Rebut des rebuts, Hanna n’a d’autre solution que d’accepter la réclusion dans le couvent séculaire de Frauenstein, au milieu du désert. Couvent qui sert aussi de bordel aux troupes de militaires las de massacrer les Hereros, les Ovambos, les Damaras ou les Namas. Sachant trop bien ce qui l’attend derrière les murs d’une telle bâtisse, Hanna se laisse tomber de la charrette qui la transporte. Dans le désert, elle est recueillie, soignée et sauvée par une tribu nama. Elle apprend leurs chants et leurs légendes ; ils lui enseignent comment vivre dans le désert. Une fois rétablie, Anna retrouve Frauenstein et son cortège d’horreurs : massacre des Namas, concupiscence des militaires, raideur ascétique des soeurs…

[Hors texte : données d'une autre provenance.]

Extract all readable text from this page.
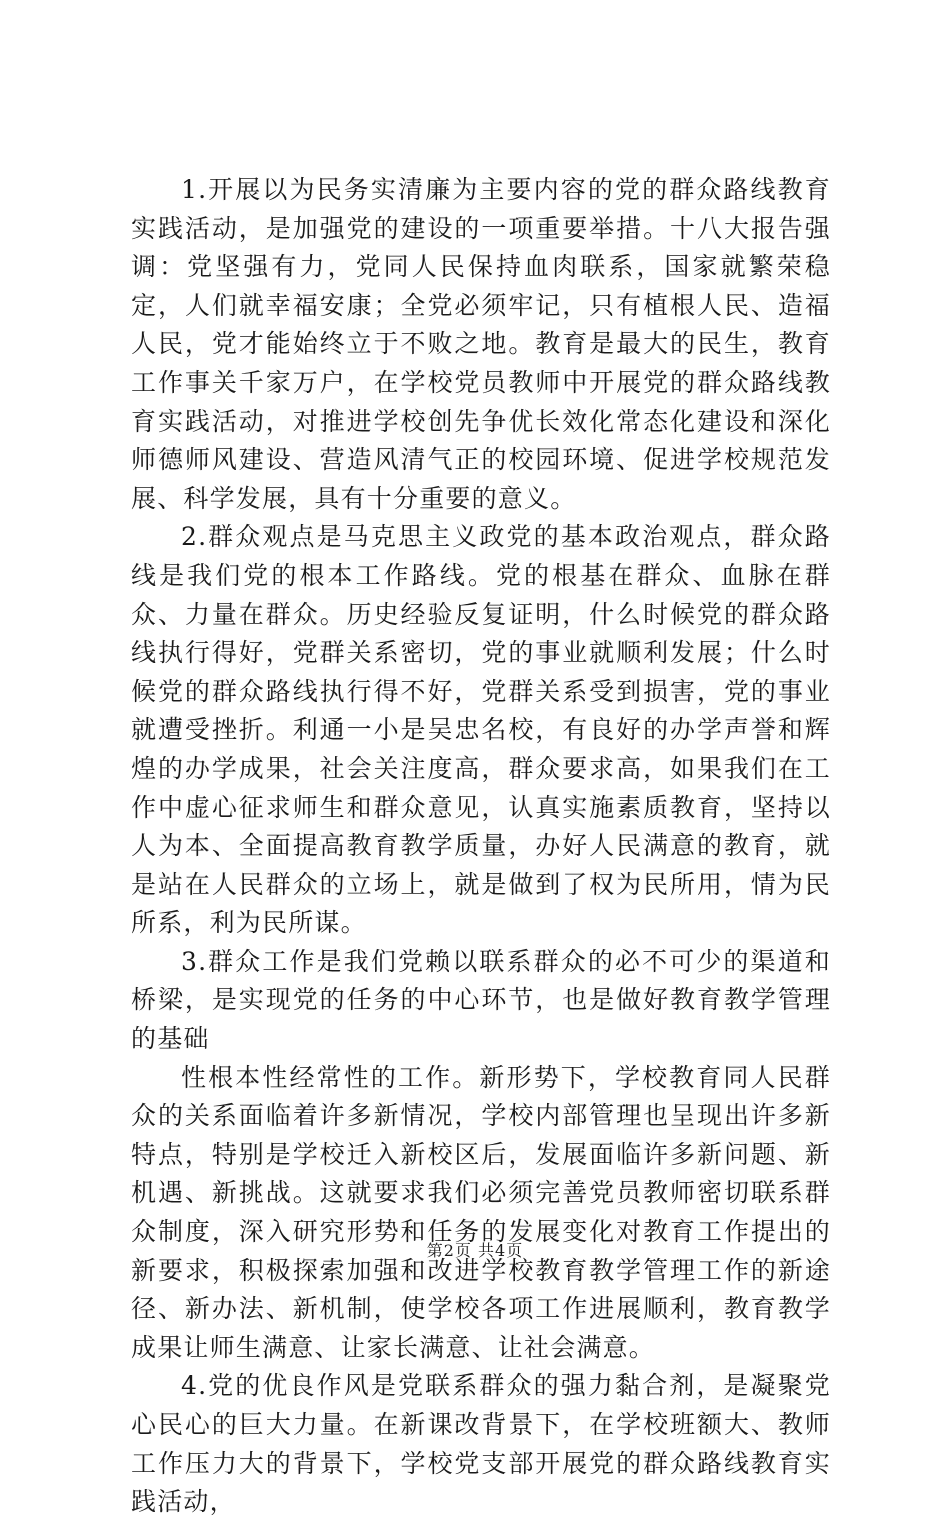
1.开展以为民务实清廉为主要内容的党的群众路线教育实践活动，是加强党的建设的一项重要举措。十八大报告强调：党坚强有力，党同人民保持血肉联系，国家就繁荣稳定，人们就幸福安康；全党必须牢记，只有植根人民、造福人民，党才能始终立于不败之地。教育是最大的民生，教育工作事关千家万户，在学校党员教师中开展党的群众路线教育实践活动，对推进学校创先争优长效化常态化建设和深化师德师风建设、营造风清气正的校园环境、促进学校规范发展、科学发展，具有十分重要的意义。

2.群众观点是马克思主义政党的基本政治观点，群众路线是我们党的根本工作路线。党的根基在群众、血脉在群众、力量在群众。历史经验反复证明，什么时候党的群众路线执行得好，党群关系密切，党的事业就顺利发展；什么时候党的群众路线执行得不好，党群关系受到损害，党的事业就遭受挫折。利通一小是吴忠名校，有良好的办学声誉和辉煌的办学成果，社会关注度高，群众要求高，如果我们在工作中虚心征求师生和群众意见，认真实施素质教育，坚持以人为本、全面提高教育教学质量，办好人民满意的教育，就是站在人民群众的立场上，就是做到了权为民所用，情为民所系，利为民所谋。

3.群众工作是我们党赖以联系群众的必不可少的渠道和桥梁，是实现党的任务的中心环节，也是做好教育教学管理的基础

性根本性经常性的工作。新形势下，学校教育同人民群众的关系面临着许多新情况，学校内部管理也呈现出许多新特点，特别是学校迁入新校区后，发展面临许多新问题、新机遇、新挑战。这就要求我们必须完善党员教师密切联系群众制度，深入研究形势和任务的发展变化对教育工作提出的新要求，积极探索加强和改进学校教育教学管理工作的新途径、新办法、新机制，使学校各项工作进展顺利，教育教学成果让师生满意、让家长满意、让社会满意。

4.党的优良作风是党联系群众的强力黏合剂，是凝聚党心民心的巨大力量。在新课改背景下，在学校班额大、教师工作压力大的背景下，学校党支部开展党的群众路线教育实践活动，

第2页 共4页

Un jour pourtant, Hanna X se réveille. Une fièvre bouillonnante monte dans ses veines quand elle devine qu’une jeune pensionnaire, Katja, est sur le point de subir le même sort qu’elle. Cette fièvre a un nom : la haine. Alors Hanna va tuer, de ses propres mains, avec la froideur d’une être mort depuis longtemps. Comme si haïr pouvait lui permettre de se reconstruire. À l’image – mi-réelle, mi-imaginaire – d’une Jeanne d’Arc, Hanna monte une armée d’éclopés contre l’occupant allemand. Destination : Windhoek, où Hanna a un compte à régler avec un certain Herr Hauptmann… Avec elle, « Kahapa le puissant, qui ne craignait personne et l’a tenue dans ses bras et qui, plus tard, a été dépecé vivant ; Himba, le guerrier blessé, qui, prenant d’assaut, tout seul, un fortin, a attiré le feu sur lui ; Kamma, qui dispensait la vie et la mort avec ses potions ; le singe triste T’kamkhab et son épouse qui bouillait intérieurement, jouets de l’armée d’occupation ; Tookwi, qui a fait venir la pluie quand ils en ont eu besoin, pluie-vache miséricordieuse, suivie par la furie d’une pluie-taureau ; la femme de la Mort, Koo, qui ne trouva jamais les ossements de son enfant et ne laissa même pas les siens derrière elle ; et Gisela au profil crochu, les yeux éteints, se repaissant brièvement de violence, avant que celle-ci ne la dépasse ». On l’aura compris, cette armée de va-nu-pieds court vers la mort, malgré d’éphémères et sanglantes victoires. C’est à deux qu’Hanna et Katja atteindront Windhoek, c’est seule qu’Hanna remportera une ultime victoire sur son bourreau et sur la haine.
André Brink avait 25 ans, en 1960, quand il décida de s’engager contre le racisme et les valeurs religieuses et morales des Afrikaners. Il était alors étudiant à Paris, et sa prise de conscience eut lieu sur un banc du jardin du Luxembourg, peu après le massacre de Sharpeville, où la police sud-africaine tira sur des manifestants pacifiques. Son livre Au plus noir de la nuit (1974) fut interdit pour pornographie et il dut le traduire lui-même en anglais pour accéder à une audience internationale. Depuis, les romans se succèdent, et l’écriture est toujours mise au service d’une cause. L’Afrique d’Au-delà du silence est un décor où les colons transportent leurs inconséquences, leurs frustrations et leurs pires bassesses. Personne n’en sortira indemne.